La carica dei trecentomila
La più grande sfilata della storia dell’Aquila, una scommessa vinta per l’Abruzzo
L’AQUILA. «Scusa, nonno, ma quando tornano gli alpini?». Il piccolo Giulio di Carsoli ha appena finito di mangiare il gelato con il nasino e le guance tutti impiastricciati di cioccolato. Quando sciamano anche gli ultimi tricolori, manca mezz’ora alle 20, capisce subito che la musica è finita. E gli amici se ne vanno. Tra 24 ore lo realizzeranno anche gli aquilani. Pure quelli che magari hanno smoccolato davanti a quella transenna invalicabile. Erano trecentomila, sai, piccolo Giulio, forse pure di più. Li hai visti sfilare e piangere, darsi strette di mano così forti che te la stritolano. E abbracci prolungati, sai, come fanno i bambini come te. E tra qualche anno, quando rivedrai le foto della più grande sfilata della storia dell’Aquila, l’Adunata degli alpini numero 88, stenterai a credere che, sì, quel giorno di maggio che tutti dicevano di nuvole e pioggia si è trasformato, invece, in un tripudio di sole e di colori. E questo è successo sei anni dopo il terremoto, che tu, per fortuna, non sai neppure cos’è, tanto sei piccolo in quel passeggino che ora ti culla dopo che è finito pure l’ultimo botto dei tamburi del “Trentatré”.
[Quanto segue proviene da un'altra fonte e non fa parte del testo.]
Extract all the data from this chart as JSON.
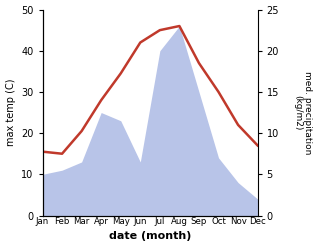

300MILA E ANCHE DI PIÙ. Il megaraduno alpino che ha eletto L’Aquila a capitale delle penne nere, ma anche della solidarietà data e avuta, del gratuitamente ricevuto e gratuitamente dato, e di tante altre cose insieme, al netto della retorica, va in archivio come una delle pagine migliori della storia del capoluogo abruzzese. Festa non soltanto per L’Aquila, ma anche per l’Abruzzo intero, che sfila per ultimo, con i suoi alpini di ieri e di oggi, dentro a tante di quelle camicie a scacchi bianche e verdi che hai come l’impressione che, una volta arrivati alla Rotonda, siano tornati indietro in una sorta di gioco dell’oca all’infinito. Una sfilata lunga quasi 12 ore alla quale, purtroppo, due alpini, un piemontese e un emiliano, avrebbero voluto partecipare ma se ne sono andati proprio mentre tutti gli altri si preparavano a sfilare. Un lunghissimo serpentone tra le caserme Rossi e Pasquali fa saltare il pranzo domenicale a tantissimi aquilani che a sera, a piedi, se ne tornano a casa. Stanchi ma felici, proprio come nelle favole.
LA RESSA. Non è facile spostarsi da una parte all’altra o cercare di circumnavigare il percorso di viale della Croce Rossa, via Vicentini e viale Corrado IV. Gli alpini sono tanti, dentro e fuori le transenne, dove molti aspettano per ore per applaudire i nostri che passano per ultimi. Ogni gruppo una storia, ogni cappello ne potrebbe raccontare tante. Le pagine più belle della storia d’Italia e del Corpo vengono esaltate dagli speaker che a un certo punto, però, dovendo parlare, sebbene a turno, per undici ore circa, ci mettono dentro tutto, dai marò («Riportiamoli a casa, li vogliamo alla prossima sfilata»), ai black bloc («vorremmo tanti giovani per tre mesi a fare protezione civile con noi, poi vediamo chi li ferma i black bloc, noi ne abbiamo già eliminati tanti. Ma voi avete mai visto un alpino arrabbiato?»), dai politici che fanno solo chiacchiere («semplificate le cose per L’Aquila e torniamo a darvi una mano») e che dovrebbero rinunciare ai loro vitalizi fino alla reintroduzione della leva obbligatoria che solleva quasi la ola.
PROVA SUPERATA. A guardare il sindaco Massimo Cialente col vestito sgualcito e zuppo di sudore che saltella da un lato all’altro alla fine del corteo si capisce che la prova è superata. In pochi avrebbero creduto alla tenuta della viabilità del capoluogo, viste le limitazioni ancora imposte dai danni del terremoto. Quando il sole è quasi al tramonto, il colore della faccia del dipendente della Regione è un tutt’uno col gonfalone rosso fuoco. È all’ultimo tuffo del giorno che la delegazione di Asti (76mila abitanti e 3672 alpini) prende la stecca e si mette in moto la macchina per l’organizzazione del 2016. La tribuna si svuota, i pullman s’incolonnano per tornare dalla Sicilia alla Val d’Aosta. Il piccolo Giulio torna a Carsoli col ricordo di un bel gelato.